En 1869, le khédive Ismaïl-Pacha décida enfin l’annexion des contrées du Haut Nil au Soudan égyptien. La ferme volonté d’anéantir la traite des esclaves fut le mobile apparent de sa résolution. Eut-elle pour mobiles réels l’espoir d’ajouter des ressources nouvelles à celles que la terre féconde d’Égypte livrait sans répit à ce prodigue et sans cependant le satisfaire, ou bien le désir de continuer l’œuvre de Mehemet-Ali son aïeul, qu’il se piquait d’imiter ? Nous l’ignorons.

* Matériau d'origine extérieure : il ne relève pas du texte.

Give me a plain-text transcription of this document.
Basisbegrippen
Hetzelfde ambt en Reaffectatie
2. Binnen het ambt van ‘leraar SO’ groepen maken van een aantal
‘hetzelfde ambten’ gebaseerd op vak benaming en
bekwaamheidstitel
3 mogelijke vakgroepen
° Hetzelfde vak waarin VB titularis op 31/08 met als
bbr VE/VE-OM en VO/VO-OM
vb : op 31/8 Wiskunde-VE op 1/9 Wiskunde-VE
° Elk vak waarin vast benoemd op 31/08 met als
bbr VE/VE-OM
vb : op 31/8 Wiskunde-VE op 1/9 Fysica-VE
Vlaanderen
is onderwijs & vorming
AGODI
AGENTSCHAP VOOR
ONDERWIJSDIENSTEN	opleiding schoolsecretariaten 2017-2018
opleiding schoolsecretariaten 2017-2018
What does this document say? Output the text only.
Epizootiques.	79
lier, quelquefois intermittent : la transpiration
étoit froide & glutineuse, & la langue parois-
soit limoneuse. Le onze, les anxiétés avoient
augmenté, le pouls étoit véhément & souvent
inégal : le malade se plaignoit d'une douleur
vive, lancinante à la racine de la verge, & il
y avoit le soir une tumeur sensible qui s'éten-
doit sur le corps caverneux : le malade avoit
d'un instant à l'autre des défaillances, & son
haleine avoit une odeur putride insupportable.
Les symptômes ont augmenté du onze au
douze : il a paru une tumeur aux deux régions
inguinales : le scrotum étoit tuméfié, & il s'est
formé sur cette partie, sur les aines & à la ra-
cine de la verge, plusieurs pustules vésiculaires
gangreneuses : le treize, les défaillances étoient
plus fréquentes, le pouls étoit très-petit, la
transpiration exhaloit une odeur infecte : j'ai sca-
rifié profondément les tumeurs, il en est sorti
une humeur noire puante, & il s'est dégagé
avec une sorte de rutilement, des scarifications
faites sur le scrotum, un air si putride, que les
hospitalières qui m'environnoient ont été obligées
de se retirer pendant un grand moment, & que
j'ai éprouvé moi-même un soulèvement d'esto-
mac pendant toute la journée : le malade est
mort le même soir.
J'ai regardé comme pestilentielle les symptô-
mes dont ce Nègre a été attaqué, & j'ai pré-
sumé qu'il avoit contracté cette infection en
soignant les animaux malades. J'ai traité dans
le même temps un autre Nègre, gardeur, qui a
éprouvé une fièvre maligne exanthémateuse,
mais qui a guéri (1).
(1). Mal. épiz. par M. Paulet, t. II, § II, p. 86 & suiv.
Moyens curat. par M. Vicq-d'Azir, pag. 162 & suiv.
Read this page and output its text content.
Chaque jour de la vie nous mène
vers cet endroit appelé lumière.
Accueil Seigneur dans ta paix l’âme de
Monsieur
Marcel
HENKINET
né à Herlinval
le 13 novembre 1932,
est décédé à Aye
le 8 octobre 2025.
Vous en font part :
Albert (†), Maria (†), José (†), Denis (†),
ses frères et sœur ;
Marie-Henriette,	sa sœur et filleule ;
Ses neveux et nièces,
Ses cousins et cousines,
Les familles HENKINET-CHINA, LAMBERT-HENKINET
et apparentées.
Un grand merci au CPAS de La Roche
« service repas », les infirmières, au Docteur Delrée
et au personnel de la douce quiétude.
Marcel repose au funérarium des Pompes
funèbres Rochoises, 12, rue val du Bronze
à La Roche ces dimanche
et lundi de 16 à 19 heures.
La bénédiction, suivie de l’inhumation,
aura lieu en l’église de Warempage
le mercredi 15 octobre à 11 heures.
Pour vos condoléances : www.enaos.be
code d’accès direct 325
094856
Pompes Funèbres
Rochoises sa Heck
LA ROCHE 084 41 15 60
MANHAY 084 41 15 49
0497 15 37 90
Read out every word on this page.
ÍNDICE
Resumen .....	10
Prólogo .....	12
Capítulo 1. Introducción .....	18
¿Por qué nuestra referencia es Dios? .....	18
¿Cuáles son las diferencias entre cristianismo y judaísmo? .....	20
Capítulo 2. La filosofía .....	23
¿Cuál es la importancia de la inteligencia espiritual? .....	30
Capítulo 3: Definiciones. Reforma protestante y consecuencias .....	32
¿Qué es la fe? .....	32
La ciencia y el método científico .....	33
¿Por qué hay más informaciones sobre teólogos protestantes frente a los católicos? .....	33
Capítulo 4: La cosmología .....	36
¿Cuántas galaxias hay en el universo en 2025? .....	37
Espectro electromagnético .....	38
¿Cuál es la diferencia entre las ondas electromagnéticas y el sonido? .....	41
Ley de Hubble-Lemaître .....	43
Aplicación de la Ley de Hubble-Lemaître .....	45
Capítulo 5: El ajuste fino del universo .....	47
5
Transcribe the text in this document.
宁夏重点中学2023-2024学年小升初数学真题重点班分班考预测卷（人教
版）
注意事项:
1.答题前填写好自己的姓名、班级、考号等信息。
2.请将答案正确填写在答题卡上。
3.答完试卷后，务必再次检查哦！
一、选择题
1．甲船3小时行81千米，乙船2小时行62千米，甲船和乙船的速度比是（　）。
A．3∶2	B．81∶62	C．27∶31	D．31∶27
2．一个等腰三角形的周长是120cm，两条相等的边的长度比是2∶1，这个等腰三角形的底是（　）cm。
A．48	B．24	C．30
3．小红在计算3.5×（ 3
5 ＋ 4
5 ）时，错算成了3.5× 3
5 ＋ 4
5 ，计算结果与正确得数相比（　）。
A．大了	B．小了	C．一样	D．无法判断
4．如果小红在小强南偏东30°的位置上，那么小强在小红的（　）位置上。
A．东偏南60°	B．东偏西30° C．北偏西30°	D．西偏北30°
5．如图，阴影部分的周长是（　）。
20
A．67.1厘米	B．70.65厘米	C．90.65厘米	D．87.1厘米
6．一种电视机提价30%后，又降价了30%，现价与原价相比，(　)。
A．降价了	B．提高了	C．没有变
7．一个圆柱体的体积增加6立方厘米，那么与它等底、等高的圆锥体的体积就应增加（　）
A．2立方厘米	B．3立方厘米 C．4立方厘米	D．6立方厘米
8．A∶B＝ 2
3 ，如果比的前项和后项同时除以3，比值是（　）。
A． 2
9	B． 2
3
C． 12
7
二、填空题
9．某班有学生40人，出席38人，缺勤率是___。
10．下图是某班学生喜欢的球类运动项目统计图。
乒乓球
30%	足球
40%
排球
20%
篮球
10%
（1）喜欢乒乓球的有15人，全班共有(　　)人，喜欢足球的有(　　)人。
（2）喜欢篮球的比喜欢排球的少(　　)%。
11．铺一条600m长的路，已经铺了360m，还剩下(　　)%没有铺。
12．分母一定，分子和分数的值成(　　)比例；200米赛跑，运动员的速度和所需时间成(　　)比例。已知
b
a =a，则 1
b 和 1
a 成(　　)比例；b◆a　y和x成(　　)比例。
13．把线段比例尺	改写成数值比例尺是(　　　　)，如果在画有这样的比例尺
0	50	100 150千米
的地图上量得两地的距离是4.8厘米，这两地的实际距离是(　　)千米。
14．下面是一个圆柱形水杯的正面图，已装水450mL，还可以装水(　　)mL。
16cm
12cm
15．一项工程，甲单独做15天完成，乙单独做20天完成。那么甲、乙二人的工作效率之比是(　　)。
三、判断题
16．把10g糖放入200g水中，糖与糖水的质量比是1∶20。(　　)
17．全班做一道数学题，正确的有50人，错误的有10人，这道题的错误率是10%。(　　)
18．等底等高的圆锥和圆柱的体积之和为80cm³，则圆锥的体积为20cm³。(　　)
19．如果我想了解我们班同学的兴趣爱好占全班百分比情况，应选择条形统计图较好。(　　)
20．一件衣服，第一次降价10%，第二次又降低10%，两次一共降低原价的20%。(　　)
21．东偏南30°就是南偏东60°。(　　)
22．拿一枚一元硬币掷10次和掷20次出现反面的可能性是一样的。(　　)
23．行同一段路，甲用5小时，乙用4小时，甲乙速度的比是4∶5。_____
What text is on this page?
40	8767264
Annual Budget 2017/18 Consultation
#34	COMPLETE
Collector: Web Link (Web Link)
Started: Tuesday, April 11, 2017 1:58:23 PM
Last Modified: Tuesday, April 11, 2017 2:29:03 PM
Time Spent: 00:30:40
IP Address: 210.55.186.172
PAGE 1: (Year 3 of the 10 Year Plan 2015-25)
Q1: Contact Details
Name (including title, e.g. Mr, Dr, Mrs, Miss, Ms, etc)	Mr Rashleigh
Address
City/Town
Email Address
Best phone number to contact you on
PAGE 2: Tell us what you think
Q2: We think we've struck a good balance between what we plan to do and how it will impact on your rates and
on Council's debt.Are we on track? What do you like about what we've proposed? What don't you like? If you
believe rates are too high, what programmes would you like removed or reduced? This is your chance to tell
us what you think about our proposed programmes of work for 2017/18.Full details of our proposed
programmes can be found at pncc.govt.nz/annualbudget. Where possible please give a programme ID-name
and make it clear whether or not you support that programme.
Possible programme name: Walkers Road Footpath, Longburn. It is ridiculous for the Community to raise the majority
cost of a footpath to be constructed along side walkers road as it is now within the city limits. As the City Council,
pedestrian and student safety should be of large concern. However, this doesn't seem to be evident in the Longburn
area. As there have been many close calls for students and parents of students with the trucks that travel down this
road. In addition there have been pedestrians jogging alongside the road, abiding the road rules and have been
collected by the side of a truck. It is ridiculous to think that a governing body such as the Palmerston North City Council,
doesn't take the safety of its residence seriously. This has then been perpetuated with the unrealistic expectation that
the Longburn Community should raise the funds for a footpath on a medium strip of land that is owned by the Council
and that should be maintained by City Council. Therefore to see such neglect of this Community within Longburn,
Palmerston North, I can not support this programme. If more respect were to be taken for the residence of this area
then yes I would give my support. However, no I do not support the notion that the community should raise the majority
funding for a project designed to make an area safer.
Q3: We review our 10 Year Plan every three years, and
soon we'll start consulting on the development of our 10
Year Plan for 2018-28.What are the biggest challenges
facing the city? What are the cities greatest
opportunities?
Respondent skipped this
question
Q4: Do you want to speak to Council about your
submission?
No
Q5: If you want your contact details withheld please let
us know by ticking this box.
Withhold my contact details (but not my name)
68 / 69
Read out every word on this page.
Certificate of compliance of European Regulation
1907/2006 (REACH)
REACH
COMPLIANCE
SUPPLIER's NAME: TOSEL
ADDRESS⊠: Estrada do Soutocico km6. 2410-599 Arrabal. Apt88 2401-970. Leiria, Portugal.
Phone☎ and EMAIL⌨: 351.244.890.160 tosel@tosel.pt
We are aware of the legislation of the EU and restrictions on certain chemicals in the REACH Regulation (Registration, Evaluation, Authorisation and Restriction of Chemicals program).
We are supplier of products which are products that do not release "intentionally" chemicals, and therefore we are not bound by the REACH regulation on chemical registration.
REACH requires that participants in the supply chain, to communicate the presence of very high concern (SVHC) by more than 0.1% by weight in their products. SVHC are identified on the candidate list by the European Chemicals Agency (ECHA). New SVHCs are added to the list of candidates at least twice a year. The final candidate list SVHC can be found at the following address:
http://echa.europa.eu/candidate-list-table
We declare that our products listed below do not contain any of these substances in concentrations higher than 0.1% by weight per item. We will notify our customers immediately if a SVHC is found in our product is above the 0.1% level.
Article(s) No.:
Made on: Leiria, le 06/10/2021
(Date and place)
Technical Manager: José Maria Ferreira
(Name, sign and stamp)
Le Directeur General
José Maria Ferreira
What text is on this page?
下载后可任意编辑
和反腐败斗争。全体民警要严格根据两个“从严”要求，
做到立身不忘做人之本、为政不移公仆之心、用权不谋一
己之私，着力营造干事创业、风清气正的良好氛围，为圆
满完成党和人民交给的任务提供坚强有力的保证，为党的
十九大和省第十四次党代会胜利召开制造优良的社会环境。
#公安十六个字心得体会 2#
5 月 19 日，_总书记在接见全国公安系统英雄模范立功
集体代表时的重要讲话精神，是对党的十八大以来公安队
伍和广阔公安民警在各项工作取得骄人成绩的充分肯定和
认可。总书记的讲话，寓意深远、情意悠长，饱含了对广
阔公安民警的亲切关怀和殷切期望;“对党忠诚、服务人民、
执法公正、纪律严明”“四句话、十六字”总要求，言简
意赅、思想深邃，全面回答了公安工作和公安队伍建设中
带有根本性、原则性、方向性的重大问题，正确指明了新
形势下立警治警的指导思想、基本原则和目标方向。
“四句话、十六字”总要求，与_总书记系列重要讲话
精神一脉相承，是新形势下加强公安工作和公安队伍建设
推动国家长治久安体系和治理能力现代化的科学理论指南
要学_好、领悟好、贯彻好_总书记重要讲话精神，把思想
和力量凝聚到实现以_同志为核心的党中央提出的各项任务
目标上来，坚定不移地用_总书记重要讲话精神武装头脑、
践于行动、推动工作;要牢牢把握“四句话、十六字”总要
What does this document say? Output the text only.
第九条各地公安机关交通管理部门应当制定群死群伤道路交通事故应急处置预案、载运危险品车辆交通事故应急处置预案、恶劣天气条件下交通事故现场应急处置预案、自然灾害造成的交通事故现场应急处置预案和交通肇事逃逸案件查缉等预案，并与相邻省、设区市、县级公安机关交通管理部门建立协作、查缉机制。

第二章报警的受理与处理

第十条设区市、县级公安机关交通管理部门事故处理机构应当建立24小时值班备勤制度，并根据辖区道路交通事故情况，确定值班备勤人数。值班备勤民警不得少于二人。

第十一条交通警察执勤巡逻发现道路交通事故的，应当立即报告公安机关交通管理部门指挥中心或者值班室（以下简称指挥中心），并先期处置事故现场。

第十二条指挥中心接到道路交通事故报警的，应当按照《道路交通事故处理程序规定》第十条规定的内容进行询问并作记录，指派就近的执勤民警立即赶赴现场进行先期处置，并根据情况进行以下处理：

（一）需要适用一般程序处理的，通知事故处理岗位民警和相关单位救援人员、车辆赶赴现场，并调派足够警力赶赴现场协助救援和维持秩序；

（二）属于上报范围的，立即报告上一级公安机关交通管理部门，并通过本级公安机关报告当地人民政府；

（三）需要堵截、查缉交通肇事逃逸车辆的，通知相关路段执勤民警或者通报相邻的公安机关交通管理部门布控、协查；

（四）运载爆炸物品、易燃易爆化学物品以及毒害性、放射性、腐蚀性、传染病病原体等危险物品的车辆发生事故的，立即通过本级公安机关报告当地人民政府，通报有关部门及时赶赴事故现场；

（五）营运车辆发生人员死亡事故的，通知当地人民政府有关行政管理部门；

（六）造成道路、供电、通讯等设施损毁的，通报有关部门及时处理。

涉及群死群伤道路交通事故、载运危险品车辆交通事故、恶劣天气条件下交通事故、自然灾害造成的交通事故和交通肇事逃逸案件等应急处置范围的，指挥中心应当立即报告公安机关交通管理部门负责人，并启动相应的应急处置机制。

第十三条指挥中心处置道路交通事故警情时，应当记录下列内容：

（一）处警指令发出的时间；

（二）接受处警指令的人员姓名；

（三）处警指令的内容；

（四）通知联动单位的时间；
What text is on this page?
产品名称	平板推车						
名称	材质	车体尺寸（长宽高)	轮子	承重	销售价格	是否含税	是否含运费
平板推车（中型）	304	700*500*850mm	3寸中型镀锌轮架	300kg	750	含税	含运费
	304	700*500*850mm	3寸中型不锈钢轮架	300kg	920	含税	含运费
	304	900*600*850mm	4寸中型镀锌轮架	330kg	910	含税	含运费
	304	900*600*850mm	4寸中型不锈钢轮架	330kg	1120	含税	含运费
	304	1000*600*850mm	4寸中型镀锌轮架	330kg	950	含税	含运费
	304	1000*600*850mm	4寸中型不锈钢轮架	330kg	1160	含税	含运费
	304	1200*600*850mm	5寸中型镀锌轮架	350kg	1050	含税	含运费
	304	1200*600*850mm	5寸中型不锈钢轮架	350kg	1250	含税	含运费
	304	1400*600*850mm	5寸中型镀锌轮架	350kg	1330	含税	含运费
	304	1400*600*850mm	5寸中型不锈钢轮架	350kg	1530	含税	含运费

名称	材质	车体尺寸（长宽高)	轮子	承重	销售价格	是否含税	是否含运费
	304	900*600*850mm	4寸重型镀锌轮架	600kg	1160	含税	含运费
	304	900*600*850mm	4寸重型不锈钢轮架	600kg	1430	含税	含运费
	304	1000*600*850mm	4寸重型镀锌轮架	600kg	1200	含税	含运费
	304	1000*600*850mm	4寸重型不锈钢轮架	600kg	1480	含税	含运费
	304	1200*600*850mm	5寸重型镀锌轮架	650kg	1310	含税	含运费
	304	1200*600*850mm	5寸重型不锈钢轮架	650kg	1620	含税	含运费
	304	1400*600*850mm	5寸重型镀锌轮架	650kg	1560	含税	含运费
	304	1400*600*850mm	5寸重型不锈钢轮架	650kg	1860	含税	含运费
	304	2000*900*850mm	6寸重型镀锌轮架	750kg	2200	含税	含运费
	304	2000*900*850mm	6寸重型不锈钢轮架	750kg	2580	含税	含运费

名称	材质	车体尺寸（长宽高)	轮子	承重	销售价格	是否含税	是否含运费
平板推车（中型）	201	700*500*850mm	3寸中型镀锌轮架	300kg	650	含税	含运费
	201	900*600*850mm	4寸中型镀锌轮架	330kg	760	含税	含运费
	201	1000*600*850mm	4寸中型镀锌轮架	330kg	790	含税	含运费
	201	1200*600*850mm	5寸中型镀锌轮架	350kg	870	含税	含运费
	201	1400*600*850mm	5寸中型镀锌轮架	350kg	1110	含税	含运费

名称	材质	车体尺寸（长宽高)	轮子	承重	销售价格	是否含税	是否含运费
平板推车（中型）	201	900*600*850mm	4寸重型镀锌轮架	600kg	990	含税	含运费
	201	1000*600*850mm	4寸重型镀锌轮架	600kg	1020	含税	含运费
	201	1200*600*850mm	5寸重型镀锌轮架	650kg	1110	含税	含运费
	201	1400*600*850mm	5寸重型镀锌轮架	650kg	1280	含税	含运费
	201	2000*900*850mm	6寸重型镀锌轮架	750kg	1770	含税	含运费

Il confia à un voyageur, — nous nous garderons de dire à un explorateur, — qui revenait de l’Afrique équatoriale, Samuel Baker, le soin de mener à bien cette entreprise et lui en fournit très libéralement les moyens. La mission de Baker dura jusqu’en mai 1873, les résultats en furent misérables et hors de proportion avec les dépenses. Baker éleva trois postes égyptiens dans la région du Haut Nil, l’un à Gondokoro, l’autre à Fovera sur le Nil Somerset, qui porte dans le lac Albert les eaux du Victoria, le troisième entre les deux premiers, à Fatiko. Là se borna son œuvre de quatre années. Il essaya d’établir des postes dans l’Ounyoro, mais dut se retirer devant l’énergique résistance de Kabrega, chef du pays.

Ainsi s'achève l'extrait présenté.